At the time, “”All Star” was No. 3 on Billboard’s modern rock chart and about to be used in the 1999 superhero comedy “Mystery Man” that bombed at the box office. Nonetheless, the official “All Star” music video was filled with its stars that included Ben Stiller, William H. Macy, Hank Azaria and Paul Reubens.
“All Star” was indeed catchy — and had a climate change message in its second verse!
And “Mystery Man” wasn’t the only movie interested in its use. it was picked up for “Inspector Gadget” later that year and then “Digimon: the Movie” in 2000 and the Jerry Zucker comedy “Rat Race” in 2001, in which the band played the song live during the closing credits.
But it was its use in 2001’s “Shrek” that provided its enduring lifespan. Originally it was used by animators as a place holder for a later, eventual song to open the film, but DreamWorks head Jeffrey Katzenberg said “All Star” worked just fine.
The band agreed, and were even persuaded to cover The Monkees “I’m a Believer” for the movie’s conclusion.
The tune even came up (via marching band) in “Shrek the Third” six years later.
By then, the tune had sold three million copies and was such a fixture at sporting events that Smash Mouth was asked to play it live, starting, of course, with the baseball’s 1999 all star game.
It became so embedded in the culture — along with the legions who grew up with “Shrek” — that it re-emerged more than a decade later as the fodder for hundreds of memes and dozens of funny remixes on YouTube that amassed million of viewers.
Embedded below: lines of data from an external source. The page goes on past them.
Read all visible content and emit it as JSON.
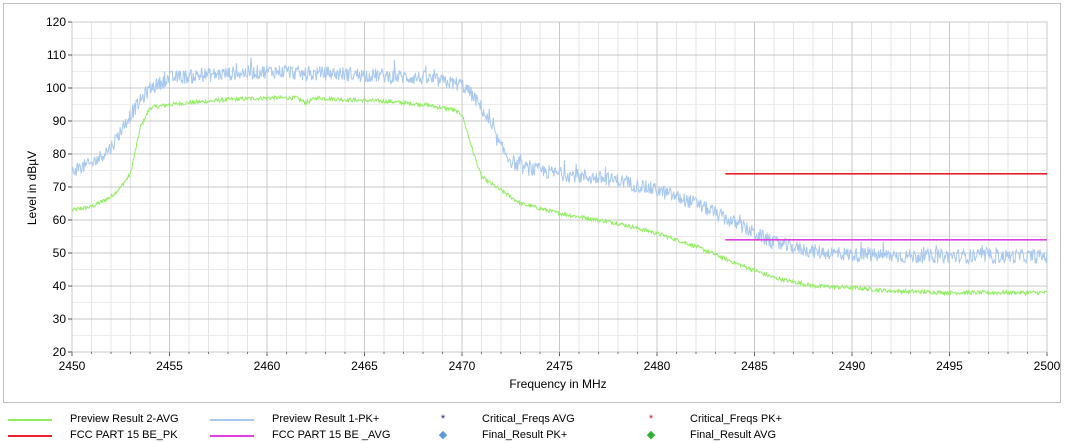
{
  "chart_data": {
    "type": "line",
    "title": "",
    "xlabel": "Frequency in MHz",
    "ylabel": "Level in dBµV",
    "xlim": [
      2450,
      2500
    ],
    "ylim": [
      20,
      120
    ],
    "x_ticks": [
      2450,
      2455,
      2460,
      2465,
      2470,
      2475,
      2480,
      2485,
      2490,
      2495,
      2500
    ],
    "y_ticks": [
      20,
      30,
      40,
      50,
      60,
      70,
      80,
      90,
      100,
      110,
      120
    ],
    "grid": true,
    "legend_position": "bottom",
    "series": [
      {
        "name": "Preview Result 2-AVG",
        "color": "#90ee60",
        "x": [
          2450,
          2451,
          2452,
          2452.5,
          2453,
          2453.5,
          2454,
          2455,
          2458,
          2460,
          2461.5,
          2462,
          2462.5,
          2464,
          2466,
          2468,
          2469.5,
          2470,
          2470.5,
          2471,
          2472,
          2473,
          2475,
          2478,
          2480,
          2482,
          2484,
          2486,
          2488,
          2490,
          2492,
          2495,
          2500
        ],
        "values": [
          63,
          64,
          67,
          70,
          74,
          88,
          94,
          95,
          96.5,
          97,
          97,
          95.5,
          97,
          96.5,
          96,
          95,
          93.5,
          92,
          82,
          73,
          69,
          65,
          62,
          59,
          56,
          52,
          47,
          42.5,
          40,
          39.5,
          38.5,
          38,
          38
        ],
        "noise": 0.6
      },
      {
        "name": "Preview Result 1-PK+",
        "color": "#a8c8f0",
        "x": [
          2450,
          2451,
          2452,
          2452.5,
          2453,
          2454,
          2455,
          2457,
          2460,
          2461,
          2462,
          2463,
          2465,
          2468,
          2470,
          2470.5,
          2471,
          2471.5,
          2472,
          2472.5,
          2473,
          2475,
          2478,
          2480,
          2482,
          2484,
          2486,
          2488,
          2490,
          2493,
          2495,
          2500
        ],
        "values": [
          75,
          77,
          82,
          87,
          92,
          100,
          103,
          104,
          105,
          105,
          104,
          104.5,
          104,
          103,
          101,
          98,
          94,
          88,
          82,
          78,
          76,
          74,
          72,
          69,
          65,
          59,
          53,
          50.5,
          49.5,
          49,
          49,
          49
        ],
        "noise": 2.2
      },
      {
        "name": "FCC PART 15 BE_PK",
        "color": "#e8202a",
        "x": [
          2483.5,
          2500
        ],
        "values": [
          74,
          74
        ]
      },
      {
        "name": "FCC PART 15 BE _AVG",
        "color": "#e040e0",
        "x": [
          2483.5,
          2500
        ],
        "values": [
          54,
          54
        ]
      }
    ]
  },
  "legend": {
    "items": [
      {
        "label": "Preview Result 2-AVG",
        "kind": "line",
        "color": "#90ee60",
        "col": 0,
        "row": 0
      },
      {
        "label": "FCC PART 15 BE_PK",
        "kind": "line",
        "color": "#e8202a",
        "col": 0,
        "row": 1
      },
      {
        "label": "Preview Result 1-PK+",
        "kind": "line",
        "color": "#a8c8f0",
        "col": 1,
        "row": 0
      },
      {
        "label": "FCC PART 15 BE _AVG",
        "kind": "line",
        "color": "#e040e0",
        "col": 1,
        "row": 1
      },
      {
        "label": "Critical_Freqs AVG",
        "kind": "marker",
        "marker": "*",
        "color": "#1a1aa0",
        "col": 2,
        "row": 0
      },
      {
        "label": "Final_Result PK+",
        "kind": "marker",
        "marker": "◆",
        "color": "#5a9ad8",
        "col": 2,
        "row": 1
      },
      {
        "label": "Critical_Freqs PK+",
        "kind": "marker",
        "marker": "*",
        "color": "#e02020",
        "col": 3,
        "row": 0
      },
      {
        "label": "Final_Result AVG",
        "kind": "marker",
        "marker": "◆",
        "color": "#30b030",
        "col": 3,
        "row": 1
      }
    ]
  }
}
Simply the first syllable of the lyrics - “Some” was enough to launch a million laughs The band’s guitarist Greg Camp, who wrote the song, said he particularly liked a mash-up done between “All Star” and Simon & Garfunkel’s “The Sound of Silence.” (My personal favorite is a reimagined clip from the Rick Rubin -documentary “Paul McCartney 3,2,1” in which the two men marvel at the splendor of “All Star”).
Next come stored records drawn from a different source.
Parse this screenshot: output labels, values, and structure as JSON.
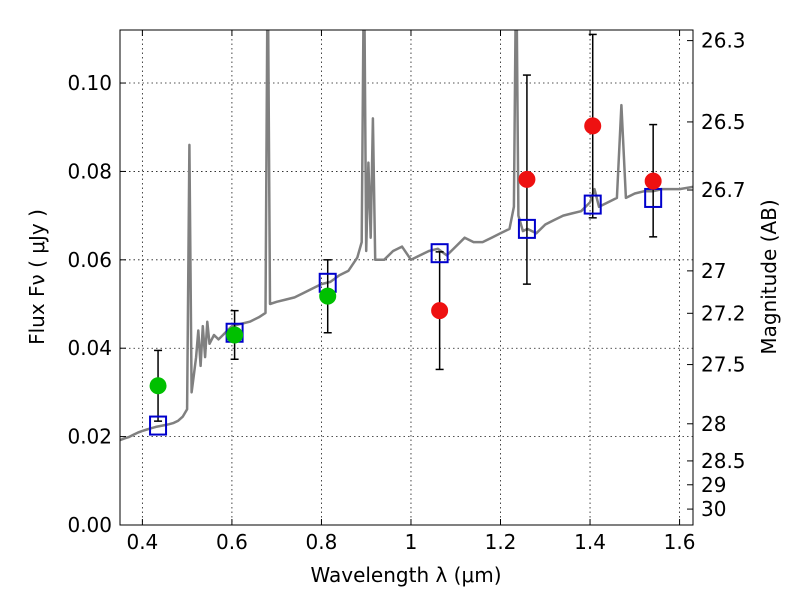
{
  "chart_data": {
    "type": "scatter",
    "xlabel": "Wavelength  λ (μm)",
    "ylabel": "Flux  Fν  ( μJy )",
    "y2label": "Magnitude (AB)",
    "xlim": [
      0.35,
      1.63
    ],
    "ylim": [
      0.0,
      0.112
    ],
    "grid": true,
    "x_ticks": [
      0.4,
      0.6,
      0.8,
      1.0,
      1.2,
      1.4,
      1.6
    ],
    "x_tick_labels": [
      "0.4",
      "0.6",
      "0.8",
      "1",
      "1.2",
      "1.4",
      "1.6"
    ],
    "y_ticks": [
      0.0,
      0.02,
      0.04,
      0.06,
      0.08,
      0.1
    ],
    "y_tick_labels": [
      "0.00",
      "0.02",
      "0.04",
      "0.06",
      "0.08",
      "0.10"
    ],
    "y2_ticks": [
      {
        "label": "26.3",
        "flux": 0.1096
      },
      {
        "label": "26.5",
        "flux": 0.0912
      },
      {
        "label": "26.7",
        "flux": 0.0758
      },
      {
        "label": "27",
        "flux": 0.0575
      },
      {
        "label": "27.2",
        "flux": 0.0479
      },
      {
        "label": "27.5",
        "flux": 0.0363
      },
      {
        "label": "28",
        "flux": 0.0229
      },
      {
        "label": "28.5",
        "flux": 0.0145
      },
      {
        "label": "29",
        "flux": 0.0091
      },
      {
        "label": "30",
        "flux": 0.0036
      }
    ],
    "series": [
      {
        "kind": "spectrum",
        "color": "#808080",
        "points": [
          [
            0.35,
            0.0192
          ],
          [
            0.36,
            0.0196
          ],
          [
            0.37,
            0.0199
          ],
          [
            0.38,
            0.0204
          ],
          [
            0.39,
            0.0209
          ],
          [
            0.4,
            0.0213
          ],
          [
            0.41,
            0.0216
          ],
          [
            0.42,
            0.0219
          ],
          [
            0.43,
            0.0222
          ],
          [
            0.44,
            0.0224
          ],
          [
            0.45,
            0.0226
          ],
          [
            0.46,
            0.0228
          ],
          [
            0.47,
            0.0231
          ],
          [
            0.48,
            0.0236
          ],
          [
            0.49,
            0.0245
          ],
          [
            0.5,
            0.0262
          ],
          [
            0.505,
            0.086
          ],
          [
            0.51,
            0.03
          ],
          [
            0.515,
            0.034
          ],
          [
            0.52,
            0.038
          ],
          [
            0.525,
            0.044
          ],
          [
            0.53,
            0.036
          ],
          [
            0.535,
            0.045
          ],
          [
            0.54,
            0.038
          ],
          [
            0.545,
            0.046
          ],
          [
            0.55,
            0.041
          ],
          [
            0.56,
            0.043
          ],
          [
            0.57,
            0.042
          ],
          [
            0.58,
            0.043
          ],
          [
            0.59,
            0.044
          ],
          [
            0.6,
            0.045
          ],
          [
            0.62,
            0.0455
          ],
          [
            0.64,
            0.046
          ],
          [
            0.66,
            0.047
          ],
          [
            0.675,
            0.048
          ],
          [
            0.68,
            0.13
          ],
          [
            0.685,
            0.05
          ],
          [
            0.7,
            0.0505
          ],
          [
            0.72,
            0.051
          ],
          [
            0.74,
            0.0515
          ],
          [
            0.76,
            0.0525
          ],
          [
            0.78,
            0.0535
          ],
          [
            0.8,
            0.0545
          ],
          [
            0.82,
            0.055
          ],
          [
            0.84,
            0.0565
          ],
          [
            0.86,
            0.0575
          ],
          [
            0.88,
            0.0605
          ],
          [
            0.89,
            0.064
          ],
          [
            0.895,
            0.13
          ],
          [
            0.9,
            0.062
          ],
          [
            0.905,
            0.082
          ],
          [
            0.91,
            0.065
          ],
          [
            0.915,
            0.092
          ],
          [
            0.92,
            0.06
          ],
          [
            0.94,
            0.06
          ],
          [
            0.96,
            0.062
          ],
          [
            0.98,
            0.063
          ],
          [
            1.0,
            0.06
          ],
          [
            1.02,
            0.061
          ],
          [
            1.04,
            0.062
          ],
          [
            1.06,
            0.0625
          ],
          [
            1.08,
            0.061
          ],
          [
            1.1,
            0.063
          ],
          [
            1.12,
            0.065
          ],
          [
            1.14,
            0.064
          ],
          [
            1.16,
            0.064
          ],
          [
            1.18,
            0.065
          ],
          [
            1.2,
            0.066
          ],
          [
            1.22,
            0.067
          ],
          [
            1.23,
            0.072
          ],
          [
            1.235,
            0.13
          ],
          [
            1.24,
            0.07
          ],
          [
            1.25,
            0.0665
          ],
          [
            1.26,
            0.067
          ],
          [
            1.28,
            0.066
          ],
          [
            1.3,
            0.068
          ],
          [
            1.32,
            0.069
          ],
          [
            1.34,
            0.07
          ],
          [
            1.36,
            0.0705
          ],
          [
            1.38,
            0.071
          ],
          [
            1.4,
            0.073
          ],
          [
            1.41,
            0.076
          ],
          [
            1.42,
            0.072
          ],
          [
            1.44,
            0.073
          ],
          [
            1.46,
            0.074
          ],
          [
            1.47,
            0.095
          ],
          [
            1.48,
            0.074
          ],
          [
            1.5,
            0.075
          ],
          [
            1.52,
            0.0755
          ],
          [
            1.54,
            0.0755
          ],
          [
            1.56,
            0.076
          ],
          [
            1.58,
            0.076
          ],
          [
            1.6,
            0.076
          ],
          [
            1.63,
            0.0765
          ]
        ]
      },
      {
        "kind": "model_photometry",
        "marker": "open-square",
        "color": "#0000cc",
        "points": [
          {
            "x": 0.435,
            "y": 0.0225
          },
          {
            "x": 0.606,
            "y": 0.0435
          },
          {
            "x": 0.814,
            "y": 0.0548
          },
          {
            "x": 1.064,
            "y": 0.0615
          },
          {
            "x": 1.259,
            "y": 0.067
          },
          {
            "x": 1.406,
            "y": 0.0725
          },
          {
            "x": 1.541,
            "y": 0.074
          }
        ]
      },
      {
        "kind": "observed_photometry",
        "marker": "filled-circle",
        "color": "#00c000",
        "points": [
          {
            "x": 0.435,
            "y": 0.0315,
            "err_low": 0.0235,
            "err_high": 0.0395
          },
          {
            "x": 0.606,
            "y": 0.043,
            "err_low": 0.0375,
            "err_high": 0.0485
          },
          {
            "x": 0.814,
            "y": 0.0518,
            "err_low": 0.0435,
            "err_high": 0.06
          }
        ]
      },
      {
        "kind": "observed_photometry",
        "marker": "filled-circle",
        "color": "#ee1111",
        "points": [
          {
            "x": 1.064,
            "y": 0.0485,
            "err_low": 0.0352,
            "err_high": 0.0618
          },
          {
            "x": 1.259,
            "y": 0.0782,
            "err_low": 0.0545,
            "err_high": 0.1018
          },
          {
            "x": 1.406,
            "y": 0.0903,
            "err_low": 0.0695,
            "err_high": 0.111
          },
          {
            "x": 1.541,
            "y": 0.0778,
            "err_low": 0.0652,
            "err_high": 0.0906
          }
        ]
      }
    ]
  }
}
At the time, Smash Mouth had been used to having a single break k before an album came out. Their first big hit, “Walkin’ on the Sun,” was a hit in L.A. before it went national and appeared on their 1997 debut “Fush You Mang.”
A nominally ska-punk band was becoming known for its kind of retro garage sound on both “Walkin’ on the Sun” and its followup, a cover of Question Mark and the Mysterions’ “Can’t Get Enough of You Baby,” that appeared on the “Can’t Hardly Wait” soundtrack in 1998.
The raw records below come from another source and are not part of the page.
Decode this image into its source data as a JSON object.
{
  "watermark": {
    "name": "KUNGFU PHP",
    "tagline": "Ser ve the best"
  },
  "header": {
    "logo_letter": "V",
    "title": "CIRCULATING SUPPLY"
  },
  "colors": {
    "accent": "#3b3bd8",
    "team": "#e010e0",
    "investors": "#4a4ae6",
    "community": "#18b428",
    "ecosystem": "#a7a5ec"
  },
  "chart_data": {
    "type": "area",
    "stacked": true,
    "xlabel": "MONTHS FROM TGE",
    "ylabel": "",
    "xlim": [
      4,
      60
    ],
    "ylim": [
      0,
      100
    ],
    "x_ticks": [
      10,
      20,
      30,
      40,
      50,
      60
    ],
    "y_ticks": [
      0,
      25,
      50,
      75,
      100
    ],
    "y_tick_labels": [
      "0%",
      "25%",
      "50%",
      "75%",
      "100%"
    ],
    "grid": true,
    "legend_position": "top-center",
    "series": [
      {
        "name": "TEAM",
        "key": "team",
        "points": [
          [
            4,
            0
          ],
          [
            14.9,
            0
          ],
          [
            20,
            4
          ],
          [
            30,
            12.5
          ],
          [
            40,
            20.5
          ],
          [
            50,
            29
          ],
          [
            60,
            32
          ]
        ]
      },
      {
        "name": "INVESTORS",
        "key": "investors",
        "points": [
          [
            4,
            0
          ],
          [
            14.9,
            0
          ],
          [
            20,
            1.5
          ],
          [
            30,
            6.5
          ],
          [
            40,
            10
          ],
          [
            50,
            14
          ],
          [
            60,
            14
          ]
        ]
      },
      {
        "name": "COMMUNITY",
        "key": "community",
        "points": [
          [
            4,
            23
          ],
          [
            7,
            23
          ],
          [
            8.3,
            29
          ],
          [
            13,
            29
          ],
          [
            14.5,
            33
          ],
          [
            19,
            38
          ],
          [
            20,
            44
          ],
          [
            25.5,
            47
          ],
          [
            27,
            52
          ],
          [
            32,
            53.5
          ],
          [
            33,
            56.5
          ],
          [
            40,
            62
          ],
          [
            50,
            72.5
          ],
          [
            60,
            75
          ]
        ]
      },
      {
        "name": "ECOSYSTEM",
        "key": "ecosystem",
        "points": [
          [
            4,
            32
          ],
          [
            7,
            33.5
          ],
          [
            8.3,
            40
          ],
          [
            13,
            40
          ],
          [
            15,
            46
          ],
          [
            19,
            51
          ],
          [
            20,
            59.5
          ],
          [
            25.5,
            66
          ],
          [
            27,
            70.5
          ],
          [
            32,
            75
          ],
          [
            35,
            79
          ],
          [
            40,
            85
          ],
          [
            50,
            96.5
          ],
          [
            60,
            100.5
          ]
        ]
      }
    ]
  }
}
“We learned a lot off the first record,” Harwell told me. “We found out radio won’t play just anything, even if it’s a hit. If they play one thing they know you for, and you get stuck in a certain kind of style, they won’t play anything else.”
“We got stuck in this retro thing,” he said, “And they can’t get enough of it.”
That wasn’t necessarily a bad thing, Harwell said. “We were falling into a sound — but we actually like it.”
The retro sound became so associated with the band they had recently added a full time keyboardist to feature it.
“It filled up our band so much more and feels so much better,” Harwell said. “We can do a lot more things and experiment more live than when we were a four piece.”
And as a result, the then-new, now-classic “All Star” was a hallmark. After all, Harwell said, “It sounds like Smash Mouth.”